Lily was diagnosed with an aggressive form of cancer after her mom noticed a sore lump on her shoulder and suspected a dance injury. But after being rushed through tests, Lily and her family got the devastating news the she had stage 4 Ewing’s sarcoma with just a 5% chance of survival. Since then, she has undergone over 100 intensive courses of gruelling chemotherapy as well as a major operation to remove her shoulder blade. Most of her treatment was carried out at Edinburgh Sick Children’s hospital but it has also seen her travel to the US for pioneering proton therapy. Luckily, Lily was told in April that she was cancer free and last week, she was one of 20 children and young people to be selected as special ambassadors for the awards, to celebrate their strength and courage. The youngster walked down the red carpet at the Cancer Research UK Kids and Teens Star Awards, held in partnership with TK Maxx. She took part in a fun-packed day of activities with her family, including a Hollywood-style Walk of Fame, a magician’s workshop and acrobatics skills training. The youngster, who has around 90 trophies and 200 medals from her career in ballet, street dance, modern and tap, also got the chance to show off her dance moves. “It was amazing, a really good experience,” said Lily. “When I got up to dance on stage, I was so happy. It felt like a dream come true.”
JESSICA HANDING OUT BRACELETS AND HUGS
For the third year in a row, Jessica and her mother have made bracelets for all participants of Team Rynkeby Østjylland, including her own father, who this year is making his third trip to Paris for the benefit of children with critical illness.
Jessica was just 7 months old when she was diagnosed with an extremely rare and highly aggressive brain tumor. At that time, doctors estimated that she would not live to be more than one year old. Now she is the person in the whole world who has lived the longest with the type of tumor she has.
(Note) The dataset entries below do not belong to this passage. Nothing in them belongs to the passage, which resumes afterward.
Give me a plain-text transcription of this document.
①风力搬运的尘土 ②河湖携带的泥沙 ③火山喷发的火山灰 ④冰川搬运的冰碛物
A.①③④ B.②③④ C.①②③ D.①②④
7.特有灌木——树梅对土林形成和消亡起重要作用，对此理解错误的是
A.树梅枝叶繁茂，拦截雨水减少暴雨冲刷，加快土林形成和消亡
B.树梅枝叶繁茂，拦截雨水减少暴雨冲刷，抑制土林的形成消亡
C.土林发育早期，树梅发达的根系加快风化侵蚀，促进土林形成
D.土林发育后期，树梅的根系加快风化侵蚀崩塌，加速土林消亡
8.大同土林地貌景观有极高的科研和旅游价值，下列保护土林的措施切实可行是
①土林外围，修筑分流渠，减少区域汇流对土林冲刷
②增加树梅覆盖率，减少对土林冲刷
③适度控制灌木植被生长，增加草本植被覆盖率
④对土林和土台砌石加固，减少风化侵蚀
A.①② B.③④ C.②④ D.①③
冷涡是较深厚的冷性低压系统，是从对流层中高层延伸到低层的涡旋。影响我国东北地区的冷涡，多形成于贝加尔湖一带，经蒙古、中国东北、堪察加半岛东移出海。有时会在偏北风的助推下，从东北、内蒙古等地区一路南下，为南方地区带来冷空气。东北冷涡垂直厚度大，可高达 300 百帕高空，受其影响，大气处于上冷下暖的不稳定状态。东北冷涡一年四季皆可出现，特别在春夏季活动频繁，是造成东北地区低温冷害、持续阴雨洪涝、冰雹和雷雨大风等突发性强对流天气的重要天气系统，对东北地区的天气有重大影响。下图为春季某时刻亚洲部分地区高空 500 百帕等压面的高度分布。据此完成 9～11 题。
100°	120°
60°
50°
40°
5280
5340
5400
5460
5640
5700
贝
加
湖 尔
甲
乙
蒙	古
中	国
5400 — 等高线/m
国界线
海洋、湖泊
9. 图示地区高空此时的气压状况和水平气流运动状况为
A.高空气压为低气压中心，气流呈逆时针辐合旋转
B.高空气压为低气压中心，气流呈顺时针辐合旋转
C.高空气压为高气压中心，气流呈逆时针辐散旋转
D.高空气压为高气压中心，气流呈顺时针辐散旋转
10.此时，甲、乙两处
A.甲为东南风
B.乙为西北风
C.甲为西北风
Since her infancy, Jessica has undergone several intensive chemotherapy treatments and is currently having proton therapy, but the tumor cannot be removed. The tumor and the intensive treatment have given Jessica a brain injury, which means that she cannot be alone and requires constant support. She quickly becomes tired and can only go to her special school for three hours a week, play dates last a maximum of 45 minutes, and if her parents need to run an errand together, a childminder must be booked. At the moment, however, her condition is stable. “Jessica is stable and progressing in a positive direction. Both cognitively and physically, she is in progress. But the tumor is stable,” says her mom. Together with her mother, Lise Henneberg, the 10-year-old girl took her position in the sunshine atop Mur de Huy and waited expectantly for the yellow-clad charity cyclists from Team Rynkeby Østjylland. Jessica has become a mascot for the team – a girl who helps motivate the participants to make an extra effort for the sick children.
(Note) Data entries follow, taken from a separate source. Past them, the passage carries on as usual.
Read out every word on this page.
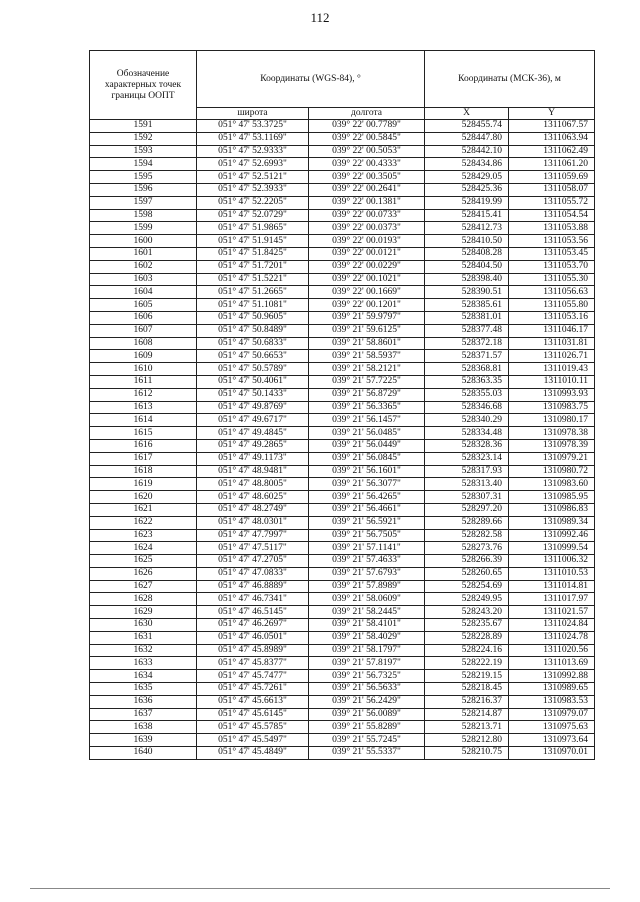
112
Обозначение характерных точек границы ООПТ	Координаты (WGS-84), °		Координаты (МСК-36), м	
	широта	долгота	X	Y
1591	051° 47' 53.3725"	039° 22' 00.7789"	528455.74	1311067.57
1592	051° 47' 53.1169"	039° 22' 00.5845"	528447.80	1311063.94
1593	051° 47' 52.9333"	039° 22' 00.5053"	528442.10	1311062.49
1594	051° 47' 52.6993"	039° 22' 00.4333"	528434.86	1311061.20
1595	051° 47' 52.5121"	039° 22' 00.3505"	528429.05	1311059.69
1596	051° 47' 52.3933"	039° 22' 00.2641"	528425.36	1311058.07
1597	051° 47' 52.2205"	039° 22' 00.1381"	528419.99	1311055.72
1598	051° 47' 52.0729"	039° 22' 00.0733"	528415.41	1311054.54
1599	051° 47' 51.9865"	039° 22' 00.0373"	528412.73	1311053.88
1600	051° 47' 51.9145"	039° 22' 00.0193"	528410.50	1311053.56
1601	051° 47' 51.8425"	039° 22' 00.0121"	528408.28	1311053.45
1602	051° 47' 51.7201"	039° 22' 00.0229"	528404.50	1311053.70
1603	051° 47' 51.5221"	039° 22' 00.1021"	528398.40	1311055.30
1604	051° 47' 51.2665"	039° 22' 00.1669"	528390.51	1311056.63
1605	051° 47' 51.1081"	039° 22' 00.1201"	528385.61	1311055.80
1606	051° 47' 50.9605"	039° 21' 59.9797"	528381.01	1311053.16
1607	051° 47' 50.8489"	039° 21' 59.6125"	528377.48	1311046.17
1608	051° 47' 50.6833"	039° 21' 58.8601"	528372.18	1311031.81
1609	051° 47' 50.6653"	039° 21' 58.5937"	528371.57	1311026.71
1610	051° 47' 50.5789"	039° 21' 58.2121"	528368.81	1311019.43
1611	051° 47' 50.4061"	039° 21' 57.7225"	528363.35	1311010.11
1612	051° 47' 50.1433"	039° 21' 56.8729"	528355.03	1310993.93
1613	051° 47' 49.8769"	039° 21' 56.3365"	528346.68	1310983.75
1614	051° 47' 49.6717"	039° 21' 56.1457"	528340.29	1310980.17
1615	051° 47' 49.4845"	039° 21' 56.0485"	528334.48	1310978.38
1616	051° 47' 49.2865"	039° 21' 56.0449"	528328.36	1310978.39
1617	051° 47' 49.1173"	039° 21' 56.0845"	528323.14	1310979.21
1618	051° 47' 48.9481"	039° 21' 56.1601"	528317.93	1310980.72
1619	051° 47' 48.8005"	039° 21' 56.3077"	528313.40	1310983.60
1620	051° 47' 48.6025"	039° 21' 56.4265"	528307.31	1310985.95
1621	051° 47' 48.2749"	039° 21' 56.4661"	528297.20	1310986.83
1622	051° 47' 48.0301"	039° 21' 56.5921"	528289.66	1310989.34
1623	051° 47' 47.7997"	039° 21' 56.7505"	528282.58	1310992.46
1624	051° 47' 47.5117"	039° 21' 57.1141"	528273.76	1310999.54
1625	051° 47' 47.2705"	039° 21' 57.4633"	528266.39	1311006.32
1626	051° 47' 47.0833"	039° 21' 57.6793"	528260.65	1311010.53
1627	051° 47' 46.8889"	039° 21' 57.8989"	528254.69	1311014.81
1628	051° 47' 46.7341"	039° 21' 58.0609"	528249.95	1311017.97
1629	051° 47' 46.5145"	039° 21' 58.2445"	528243.20	1311021.57
1630	051° 47' 46.2697"	039° 21' 58.4101"	528235.67	1311024.84
1631	051° 47' 46.0501"	039° 21' 58.4029"	528228.89	1311024.78
1632	051° 47' 45.8989"	039° 21' 58.1797"	528224.16	1311020.56
1633	051° 47' 45.8377"	039° 21' 57.8197"	528222.19	1311013.69
1634	051° 47' 45.7477"	039° 21' 56.7325"	528219.15	1310992.88
1635	051° 47' 45.7261"	039° 21' 56.5633"	528218.45	1310989.65
1636	051° 47' 45.6613"	039° 21' 56.2429"	528216.37	1310983.53
1637	051° 47' 45.6145"	039° 21' 56.0089"	528214.87	1310979.07
1638	051° 47' 45.5785"	039° 21' 55.8289"	528213.71	1310975.63
1639	051° 47' 45.5497"	039° 21' 55.7245"	528212.80	1310973.64
1640	051° 47' 45.4849"	039° 21' 55.5337"	528210.75	1310970.01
DAD BUILDING VIRTUAL HOSPITALS
When Dom Raban’s daughter was diagnosed with cancer at the age of 13, the lack of clear information available left her feeling isolated and ignored. Six years on, her dad has created an app to help other young patients facing similar challenges.
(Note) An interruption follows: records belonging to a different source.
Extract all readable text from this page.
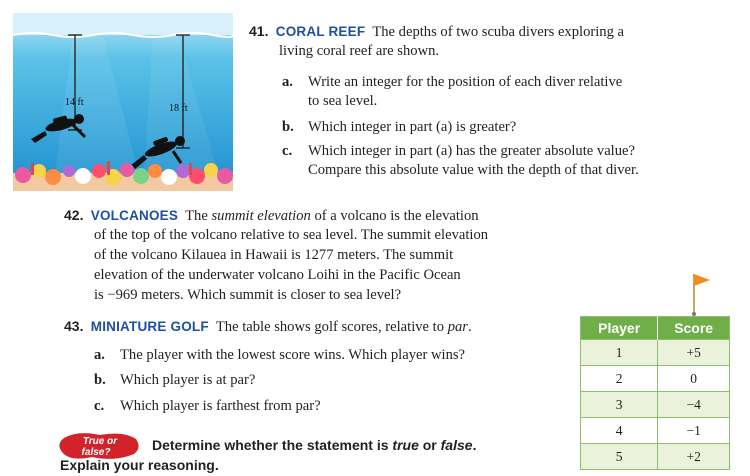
14 ft
18 ft
41. CORAL REEF The depths of two scuba divers exploring a
living coral reef are shown.
a. Write an integer for the position of each diver relative
to sea level.
b. Which integer in part (a) is greater?
c. Which integer in part (a) has the greater absolute value?
Compare this absolute value with the depth of that diver.
42. VOLCANOES The summit elevation of a volcano is the elevation
of the top of the volcano relative to sea level. The summit elevation
of the volcano Kilauea in Hawaii is 1277 meters. The summit
elevation of the underwater volcano Loihi in the Pacific Ocean
is −969 meters. Which summit is closer to sea level?
43. MINIATURE GOLF The table shows golf scores, relative to par.
a. The player with the lowest score wins. Which player wins?
b. Which player is at par?
c. Which player is farthest from par?
Player	Score
1	+5
2	0
3	−4
4	−1
5	+2
True or
false?	Determine whether the statement is true or false.
Explain your reasoning.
Issy was diagnosed in November 2011 with Ewing’s sarcoma, a rare form of bone cancer. She underwent 18 rounds of chemo and received proton therapy in Florida, which was funded by the NHS. Issy has now been cancer-free for six years. Looking back on the time she was treated for her cancer, two things became apparent to her dad Raban: one, the clinical care she received was excellent; two, the information she was given about her condition was seriously lacking. And when Issy went online to better understand her situation, she was overwhelmed with frightening information, including details of her survival chances, 20%. Her dad says she is still haunted by the lack of information she received at the time: “While Issy is doing really well, she has this deep mistrust of the health service.” Keen to bridge this gap, Raban has developed an app called “Patient’s Virtual Guide” to help inform young patients who are going through similar experiences. The app uses games, graphics, augmented reality, artificial intelligence and text written by medical writers to guide patients through a virtual hospital. “It’s about communicating health information in a way that makes children feel engaged with the treatment they are receiving,” says Raban. “Evidence suggests that if you put information in the hands of patients, they experience reduced stress and anxiety, which can lead to better clinical outcomes.” The app has received funding from the NHS and will be trialled in Royal Manchester Children’s Hospital this autumn.